I wish my high-priced refrigerator (kaput for the second time in less than two (count ’em, two) years) had worn half as well.
Judge Ronald L. (“Ingenuity”) Buch took a 500 hp Mercury outboard to the silt in Veribest Vesta, for which see my blogpost “Judge Buch Says It All,” 7/15/25. And the muddied waters are swirling about Judge Albert G. (“Scholar Al”) Lauber, as he tries to quieten the allegedly spooked trusty attorneys for Ivey Branch Holdings, LLC, Ivey Branch Investors, LLC, Tax Matters Partner, Docket No. 19189-19, filed 8/14/25.
Among said trusty (but allegedly spooked) attorneys is the redoutable Vivian D. (“Golden”) Hoard, Esq., who with her crew gets a Taishoff “Good Try, Third Class.”

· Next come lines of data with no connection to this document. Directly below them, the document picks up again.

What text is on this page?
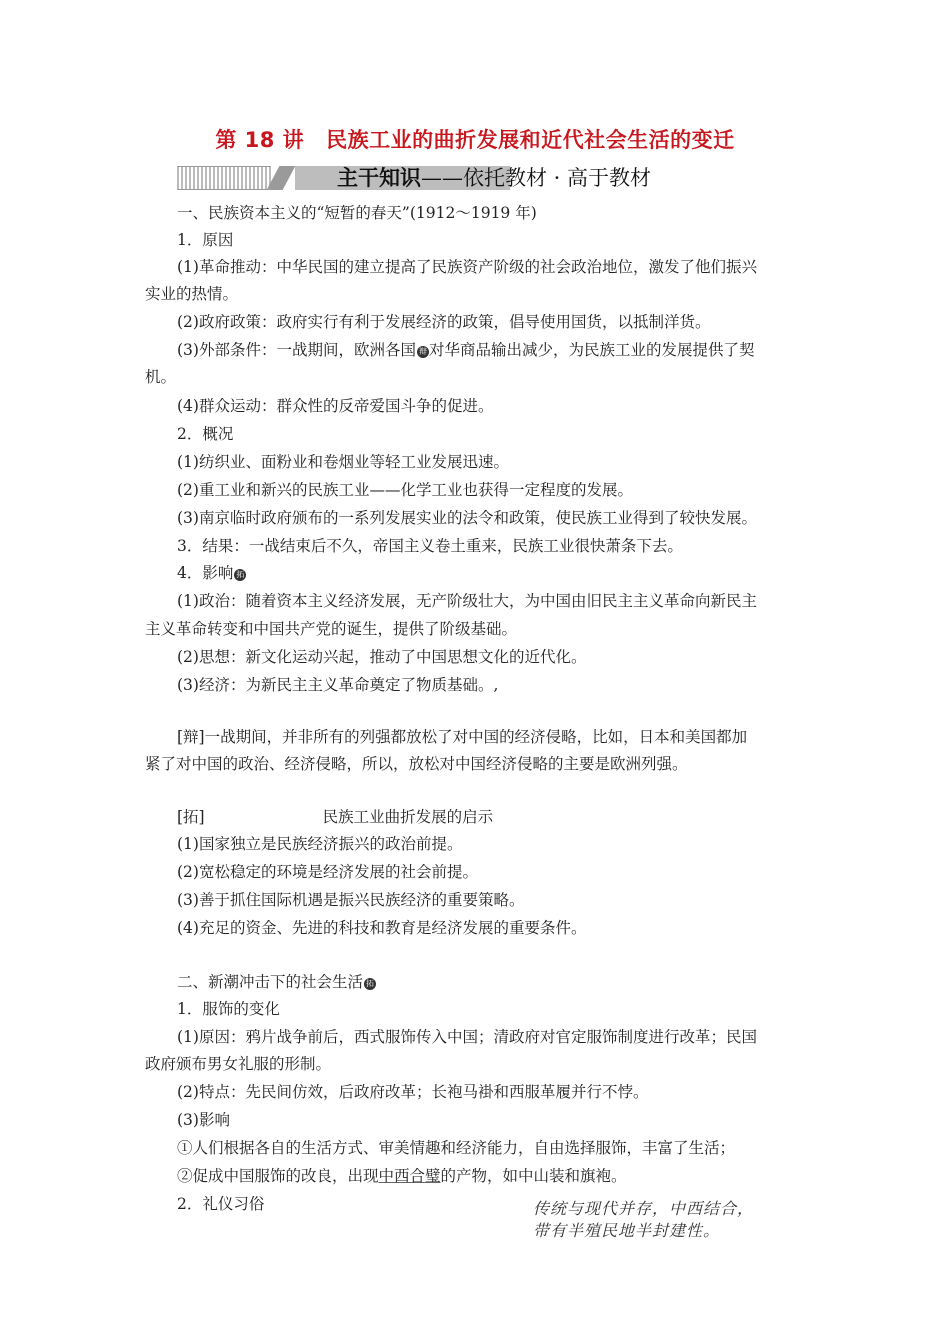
第 18 讲 民族工业的曲折发展和近代社会生活的变迁
主干知识——依托教材 · 高于教材
一、民族资本主义的“短暂的春天”(1912～1919 年)
1．原因
(1)革命推动：中华民国的建立提高了民族资产阶级的社会政治地位，激发了他们振兴
实业的热情。
(2)政府政策：政府实行有利于发展经济的政策，倡导使用国货，以抵制洋货。
(3)外部条件：一战期间，欧洲各国 辩 对华商品输出减少，为民族工业的发展提供了契
机。
(4)群众运动：群众性的反帝爱国斗争的促进。
2．概况
(1)纺织业、面粉业和卷烟业等轻工业发展迅速。
(2)重工业和新兴的民族工业——化学工业也获得一定程度的发展。
(3)南京临时政府颁布的一系列发展实业的法令和政策，使民族工业得到了较快发展。
3．结果：一战结束后不久，帝国主义卷土重来，民族工业很快萧条下去。
4．影响 拓
(1)政治：随着资本主义经济发展，无产阶级壮大，为中国由旧民主主义革命向新民主
主义革命转变和中国共产党的诞生，提供了阶级基础。
(2)思想：新文化运动兴起，推动了中国思想文化的近代化。
(3)经济：为新民主主义革命奠定了物质基础。,
[辩]一战期间，并非所有的列强都放松了对中国的经济侵略，比如，日本和美国都加
紧了对中国的政治、经济侵略，所以，放松对中国经济侵略的主要是欧洲列强。
[拓]	民族工业曲折发展的启示
(1)国家独立是民族经济振兴的政治前提。
(2)宽松稳定的环境是经济发展的社会前提。
(3)善于抓住国际机遇是振兴民族经济的重要策略。
(4)充足的资金、先进的科技和教育是经济发展的重要条件。
二、新潮冲击下的社会生活 拓
1．服饰的变化
(1)原因：鸦片战争前后，西式服饰传入中国；清政府对官定服饰制度进行改革；民国
政府颁布男女礼服的形制。
(2)特点：先民间仿效，后政府改革；长袍马褂和西服革履并行不悖。
(3)影响
①人们根据各自的生活方式、审美情趣和经济能力，自由选择服饰，丰富了生活；
②促成中国服饰的改良，出现中西合璧的产物，如中山装和旗袍。
2．礼仪习俗	传统与现代并存，中西结合，
带有半殖民地半封建性。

“… petitioner filed a Motion to Stay Proceedings, requesting that the Court stay proceedings in this case pending resolution of appeals from this Court’s decisions in Ranch Springs, LLC v. Commissioner, 164 T.C. No. 6 (2025), and Beaverdam Creek Holdings, LLC v. Commissioner, T.C. Memo. 2025-53. Petitioner’s counsel urge that they face a dilemma: Zealous advocacy dictates that they continue to embrace the discounted cash flow valuation method rejected in Ranch Springs and Beaverdam Creek, but doing so could risk sanctions in light of views expressed in a recent bench opinion delivered by another Judge of this Court. See Veribest Vesta, LLC v. Commissioner, Docket No. 9158-23, Entry No. 194, Transcript of July 11, 2025 (Bench Op.).” Order, at p. 1.
Judge Scholar Al, perhaps with a muted sigh and uplifted eyes, rejects.
“Petitioner’s request for a stay ignores the bifurcated nature of this trial. The first phase of trial is limited to taking the testimony of fact witnesses and experts whose testimony does not implicate valuation or geological evidence…. We will not hear expert testimony implicating valuation until the second phase of trial…. Petitioner will thus have no occasion to engage in ‘zealous advocacy’ regarding the appropriate valuation method during the initial phase of trial. In any event, the undersigned will not entertain any Motion to Impose Sanctions prior to a definitive appellate court ruling on the subject.” Order, at p. 1.
It’s not only Judge Ingenuity Buch who brings ingenuity to Tax Court practice.